Thursday, February 03, 2011
Thanks to all of you who commented on my story. Writers are working in a void unless they have feedback. This was one of the stories my editor, no longer my editor, wanted to chop, change and strip. My workshop colleagues disagreed with her and judging from the kind feedback here, you all are in agreement with the workshop so the case is closed and I will move on and find another publisher. And yes, I will put more stories up from time to time.
I entertained the delightful Conor and his equally delightful partner to a loooong lunch here (a long lunch is 5 hours, ne'st pas?) in my paradise-on-the-bay on Tuesday, where we covered many topics and solved all world issues and wondered why we were not in charge of planet earth. Blogmeets are amazing. I am hooked. People who would never normally meet get to do so through their writing on the interwebz. At my age, I can take the two steps back from that and just shake my head in awe.

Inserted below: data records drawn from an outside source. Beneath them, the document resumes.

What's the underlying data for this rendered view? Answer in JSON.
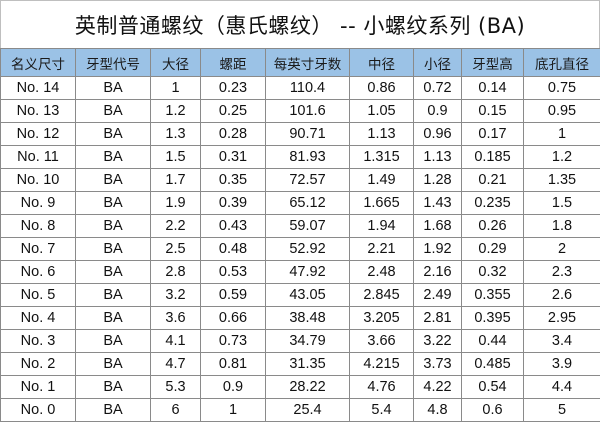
{
  "title": "英制普通螺纹（惠氏螺纹） -- 小螺纹系列 (BA)",
  "columns": [
    "名义尺寸",
    "牙型代号",
    "大径",
    "螺距",
    "每英寸牙数",
    "中径",
    "小径",
    "牙型高",
    "底孔直径"
  ],
  "rows": [
    [
      "No. 14",
      "BA",
      "1",
      "0.23",
      "110.4",
      "0.86",
      "0.72",
      "0.14",
      "0.75"
    ],
    [
      "No. 13",
      "BA",
      "1.2",
      "0.25",
      "101.6",
      "1.05",
      "0.9",
      "0.15",
      "0.95"
    ],
    [
      "No. 12",
      "BA",
      "1.3",
      "0.28",
      "90.71",
      "1.13",
      "0.96",
      "0.17",
      "1"
    ],
    [
      "No. 11",
      "BA",
      "1.5",
      "0.31",
      "81.93",
      "1.315",
      "1.13",
      "0.185",
      "1.2"
    ],
    [
      "No. 10",
      "BA",
      "1.7",
      "0.35",
      "72.57",
      "1.49",
      "1.28",
      "0.21",
      "1.35"
    ],
    [
      "No. 9",
      "BA",
      "1.9",
      "0.39",
      "65.12",
      "1.665",
      "1.43",
      "0.235",
      "1.5"
    ],
    [
      "No. 8",
      "BA",
      "2.2",
      "0.43",
      "59.07",
      "1.94",
      "1.68",
      "0.26",
      "1.8"
    ],
    [
      "No. 7",
      "BA",
      "2.5",
      "0.48",
      "52.92",
      "2.21",
      "1.92",
      "0.29",
      "2"
    ],
    [
      "No. 6",
      "BA",
      "2.8",
      "0.53",
      "47.92",
      "2.48",
      "2.16",
      "0.32",
      "2.3"
    ],
    [
      "No. 5",
      "BA",
      "3.2",
      "0.59",
      "43.05",
      "2.845",
      "2.49",
      "0.355",
      "2.6"
    ],
    [
      "No. 4",
      "BA",
      "3.6",
      "0.66",
      "38.48",
      "3.205",
      "2.81",
      "0.395",
      "2.95"
    ],
    [
      "No. 3",
      "BA",
      "4.1",
      "0.73",
      "34.79",
      "3.66",
      "3.22",
      "0.44",
      "3.4"
    ],
    [
      "No. 2",
      "BA",
      "4.7",
      "0.81",
      "31.35",
      "4.215",
      "3.73",
      "0.485",
      "3.9"
    ],
    [
      "No. 1",
      "BA",
      "5.3",
      "0.9",
      "28.22",
      "4.76",
      "4.22",
      "0.54",
      "4.4"
    ],
    [
      "No. 0",
      "BA",
      "6",
      "1",
      "25.4",
      "5.4",
      "4.8",
      "0.6",
      "5"
    ]
  ],
  "colors": {
    "header_bg": "#9bc2e6",
    "grid": "#8a8a8a"
  }
}
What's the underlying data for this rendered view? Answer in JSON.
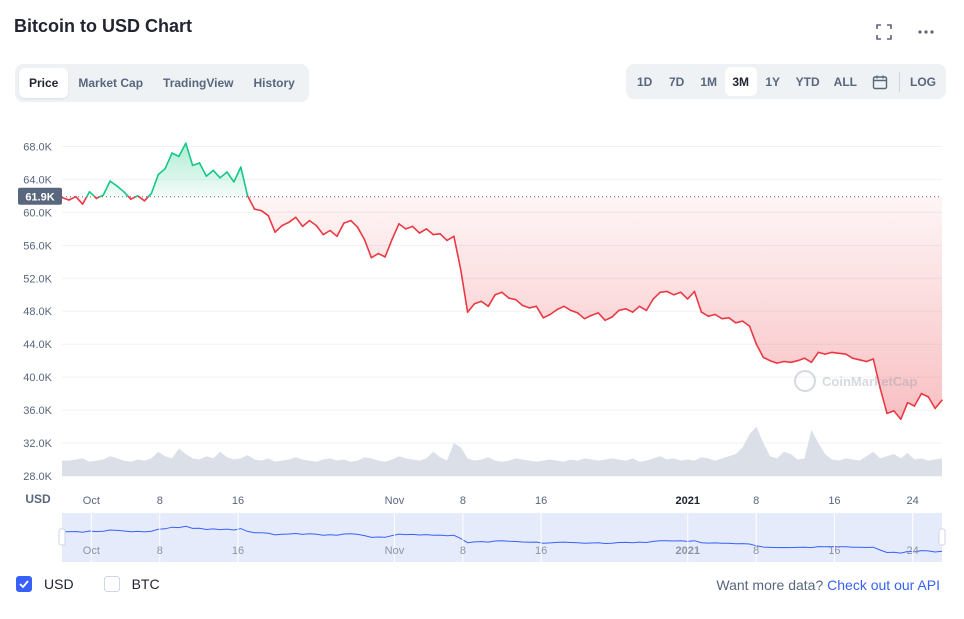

For many, many years I had an unidentified condition which I kept to myself it was so terrifying. I mentioned it to a doctor once, about 30 years ago, he did some tests and said it all had to be in my head. And how often do us women hear about all that stuff in our heads? It was a wonder our poor old heads don't explode with all the mad internalized ravings and fantasies projected onto us by Demz Wot Knowz Better. (Post Partum Depression? In your head. Get a grip. You're a mother now. Stop being so selfish. Give your head a shake. Grow up. Classics from my ObGyn back in the day.)
Anyway my symptoms were a sudden onset of tiny flashing stars in front of my eyes which gradually expanded and then faded off into the periphery of my sight into nothingness. The episode was random and would last about fifteen minutes. I have a weird other worldly sensation in my head before an event starts. Nothing I did or ate would trigger an episode. I had years where they never happened. And years like this one where I've had three episodes already.
My dear friend Mary, now deceased, broached the topic of 'silent migraines' one night over dinner about twenty years ago. I asked her to describe them. And was astonished that they were exactly like mine. Silent migraines. No pain. And I can't imagine them with pain. It must be horrific.
So after these latest episodes, I did some research on the web, and lo and behold, found an actual website dedicated to this phenomenon, stars being just one manifestation of the condition. And they have nothing to do with the eyes, interestingly enough. Just a vein/artery in the head spasming.
It's always a relief to realize one is no longer alone.